La scadenza del 15 ottobre, data a partire dalla quale il Green pass sarà necessario per lavoratrici e lavoratori, mette in apprensione il governo quasi quanto i lavoratori. A preoccupare l’esecutivo non sono tanto i diecimila No Vax visti in piazza a Roma, tanto meno con i vertici di Forza Nuova in condizioni di non nuocere. I numeri che danno pensiero a Palazzo Chigi sono quei sette milioni di persone in età lavorativa non vaccinate che dal 15 ottobre potranno entrare in azienda solo con un tampone ogni 48 ore. Il sistema dei test però rischia di non reggere l’urto di numeri così grandi.

STABILIRE QUANTE sono esattamente i lavoratori bisognosi di tamponi periodici non è facile. Secondo la fondazione Gimbe, i lavoratori non vaccinati sono tra i 4 e i 5 milioni. A Palazzo Chigi si parla di cifre leggermente più basse: 2,2 milioni tra i soli dipendenti delle aziende private. Aggiungendo la pubblica amministrazione, che però potrà rimanere in smart working fino al 30 ottobre, il totale si avvicinerebbe ai tre milioni. Troppi: immaginando per ciascuno di loro un tampone ogni due o tre giorni, la capacità diagnostica italiana non basterebbe. Secondo Nino Cartabellotta, presidente del Gimbe «bisognerebbe fare 12-15 milioni di tamponi a settimana e questo non sarebbe proprio fattibile perché non abbiamo questa capacità produttiva». Al picco di marzo si sono toccati i 378 mila test in 24 ore, cioè poco più di 2,5 milioni di tamponi a settimana: cifre lontanissime dal fabbisogno atteso. Molti lavoratori rischiano di rimanere senza Green pass per mancanza di tamponi.

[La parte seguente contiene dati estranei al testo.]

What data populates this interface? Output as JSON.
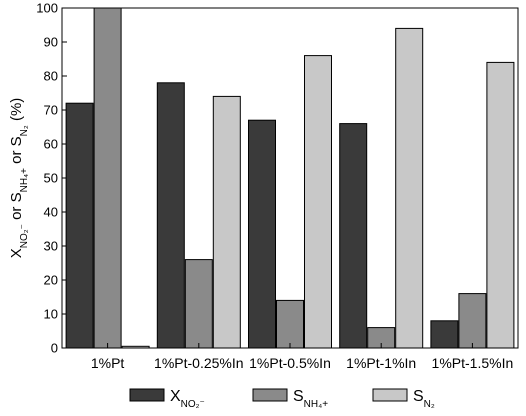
{
  "chart_data": {
    "type": "bar",
    "categories": [
      "1%Pt",
      "1%Pt-0.25%In",
      "1%Pt-0.5%In",
      "1%Pt-1%In",
      "1%Pt-1.5%In"
    ],
    "series": [
      {
        "name": "X",
        "sub": "NO₂⁻",
        "color": "#3a3a3a",
        "values": [
          72,
          78,
          67,
          66,
          8
        ]
      },
      {
        "name": "S",
        "sub": "NH₄+",
        "color": "#8a8a8a",
        "values": [
          100,
          26,
          14,
          6,
          16
        ]
      },
      {
        "name": "S",
        "sub": "N₂",
        "color": "#c8c8c8",
        "values": [
          0.5,
          74,
          86,
          94,
          84
        ]
      }
    ],
    "ylabel": {
      "parts": [
        {
          "main": "X",
          "sub": "NO₂⁻"
        },
        {
          "text": " or "
        },
        {
          "main": "S",
          "sub": "NH₄+"
        },
        {
          "text": " or "
        },
        {
          "main": "S",
          "sub": "N₂"
        },
        {
          "text": " (%)"
        }
      ]
    },
    "ylim": [
      0,
      100
    ],
    "yticks": [
      0,
      10,
      20,
      30,
      40,
      50,
      60,
      70,
      80,
      90,
      100
    ],
    "grid": false,
    "legend_position": "bottom"
  }
}
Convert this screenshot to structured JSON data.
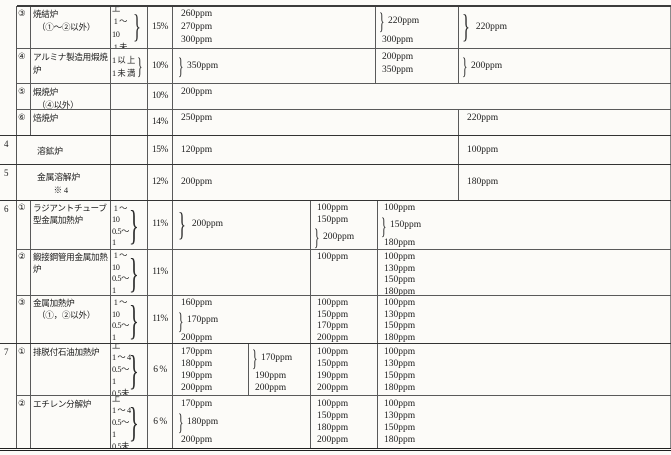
{
  "glyphs": {
    "brace": "}"
  },
  "table": {
    "f3": {
      "sub": "③",
      "name": "焼結炉\n　（①～②以外）",
      "sizes": "10 以 上\n 1 ～ 10\n 1 未 満",
      "pct": "15%",
      "ppm1": "260ppm\n270ppm\n300ppm",
      "ppm2a": "220ppm",
      "ppm2b": "300ppm",
      "ppm3": "220ppm"
    },
    "f4": {
      "sub": "④",
      "name": "アルミナ製造用煆焼\n炉",
      "sizes": "1 以 上\n1 未 満",
      "pct": "10%",
      "ppm1": "350ppm",
      "ppm2": "200ppm\n350ppm",
      "ppm3": "200ppm"
    },
    "f5": {
      "sub": "⑤",
      "name": "煆焼炉\n　（④以外）",
      "pct": "10%",
      "ppm1": "200ppm"
    },
    "f6": {
      "sub": "⑥",
      "name": "焙焼炉",
      "pct": "14%",
      "ppm1": "250ppm",
      "ppm2": "220ppm"
    },
    "r4": {
      "num": "4",
      "name": "溶鉱炉",
      "pct": "15%",
      "ppm1": "120ppm",
      "ppm2": "100ppm"
    },
    "r5": {
      "num": "5",
      "name": "金属溶解炉",
      "note": "　　※ 4",
      "pct": "12%",
      "ppm1": "200ppm",
      "ppm2": "180ppm"
    },
    "s6": {
      "num": "6"
    },
    "s61": {
      "sub": "①",
      "name": "ラジアントチューブ\n型金属加熱炉",
      "sizes": "10 以 上\n 1 ～ 10\n0.5～ 1\n0.5未 満",
      "pct": "11%",
      "ppm1": "200ppm",
      "ppm2a": "100ppm\n150ppm",
      "ppm2b": "200ppm",
      "ppm3a": "100ppm",
      "ppm3b": "150ppm",
      "ppm3c": "180ppm"
    },
    "s62": {
      "sub": "②",
      "name": "鍛接鋼管用金属加熱\n炉",
      "sizes": "10 以 上\n 1 ～ 10\n0.5～ 1\n0.5未 満",
      "pct": "11%",
      "ppm2": "100ppm",
      "ppm3": "100ppm\n130ppm\n150ppm\n180ppm"
    },
    "s63": {
      "sub": "③",
      "name": "金属加熱炉\n　（①，②以外）",
      "sizes": "10 以 上\n 1 ～ 10\n0.5～ 1\n0.5未 満",
      "pct": "11%",
      "ppm1a": "160ppm",
      "ppm1b": "170ppm",
      "ppm1c": "200ppm",
      "ppm2": "100ppm\n150ppm\n170ppm\n200ppm",
      "ppm3": "100ppm\n130ppm\n150ppm\n180ppm"
    },
    "s7": {
      "num": "7"
    },
    "s71": {
      "sub": "①",
      "name": "排脱付石油加熱炉",
      "sizes": "4 以 上\n1 ～ 4\n0.5～ 1\n0.5未 満",
      "pct": "6 %",
      "ppm1": "170ppm\n180ppm\n190ppm\n200ppm",
      "ppm1ba": "170ppm",
      "ppm1bb": "190ppm\n200ppm",
      "ppm2": "100ppm\n150ppm\n190ppm\n200ppm",
      "ppm3": "100ppm\n130ppm\n150ppm\n180ppm"
    },
    "s72": {
      "sub": "②",
      "name": "エチレン分解炉",
      "sizes": "4 以 上\n1 ～ 4\n0.5～ 1\n0.5未 満",
      "pct": "6 %",
      "ppm1a": "170ppm",
      "ppm1b": "180ppm",
      "ppm1c": "200ppm",
      "ppm2": "100ppm\n150ppm\n180ppm\n200ppm",
      "ppm3": "100ppm\n130ppm\n150ppm\n180ppm"
    }
  }
}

La disponibilità dei test, per altro, non è omogenea sul territorio. In molte grandi città, trovare una farmacia in cui fare un test non è difficile: «Posso rassicurare i cittadini napoletani che nelle farmacie aderenti non troveranno alcuna difficoltà nella somministrazione dei tamponi», spiega Riccardo Maria Iorio, presidente di Federfarma Napoli. I medici di base invece fanno resistenza: «È giusto farlo al paziente che ha sintomi, per capire se ha il Covid o l’influenza, o al paziente che è stato a contatto con un positivo», dice Silvestro Scotti, segretario del principale sindacato dei medici di famiglia (Fimmg). «Ma non fare un tampone per dare un Green pass a una persona che non si vaccina, adducendo motivi che alla base non hanno nulla di scientifico».

TRA I SETTORI in cui il nodo è più delicato ci sono le forze dell’ordine. Circa un terzo degli agenti di polizia penitenziaria risulta non vaccinata. Nella polizia di Stato va appena meglio, ma sono comunque 18 mila su 98 mila gli agenti non vaccinati. «In ragione dell’elevato numero di prenotazioni previste – dice il segretario del sindacato di polizia Coisp – servirà almeno una settimana di attesa per riuscire a sottoporsi al tampone». Di qui una proposta-choc: «Estendere la validità dei tamponi rapidi ad almeno 96 ore», ancora più delle 72 richieste anche dal segretario leghista Matteo Salvini. Difficilmente il ministero della Salute accetterà.

IL POSSIBILE INFARTO dei servizi diagnostici rompe il fronte dei pro-pass. Il presidente di Confindustria Emilia Valter Caiumi ha già parlato di «slittamento di 15 giorni» per l’entrata in vigore della norma e di «test a carico delle imprese», facendo eco al collega del Veneto Leopoldo Destro. Il presidente nazionale Bonomi per ora «non vuole sentire parlare di rinvii» ma anche lui si smarca dalla linea Draghi: «Era molto chiaro che Confindustria era favorevole all’obbligo vaccinale ma il Governo ha ritenuto che l’obbligo per legge era troppo dirompente».

L’OPERAZIONE Green pass gestita a colpi di annunci dal generale Figliuolo e dallo stesso premier ha dato scarsi risultati sul piano delle vaccinazioni. Il calo delle nuove dosi iniziato a luglio non si è mai arrestato. Nell’ultima settimana i nuovi vaccinati giornalieri sono scesi sotto quota 50 mila: numeri così bassi non si toccavano da febbraio, sotto la gestione Arcuri. Nel complesso, la campagna è stata un successo e ha rispettato l’obiettivo di vaccinare l’80% della platea entro fine settembre. A fallire è stata la scommessa tutta draghiana sul Green pass, a cui il governo si era affidato per l’ultimo miglio. E ora la bomba a orologeria pensata dal premier per i lavoratori rischia di scoppiare in mano al governo.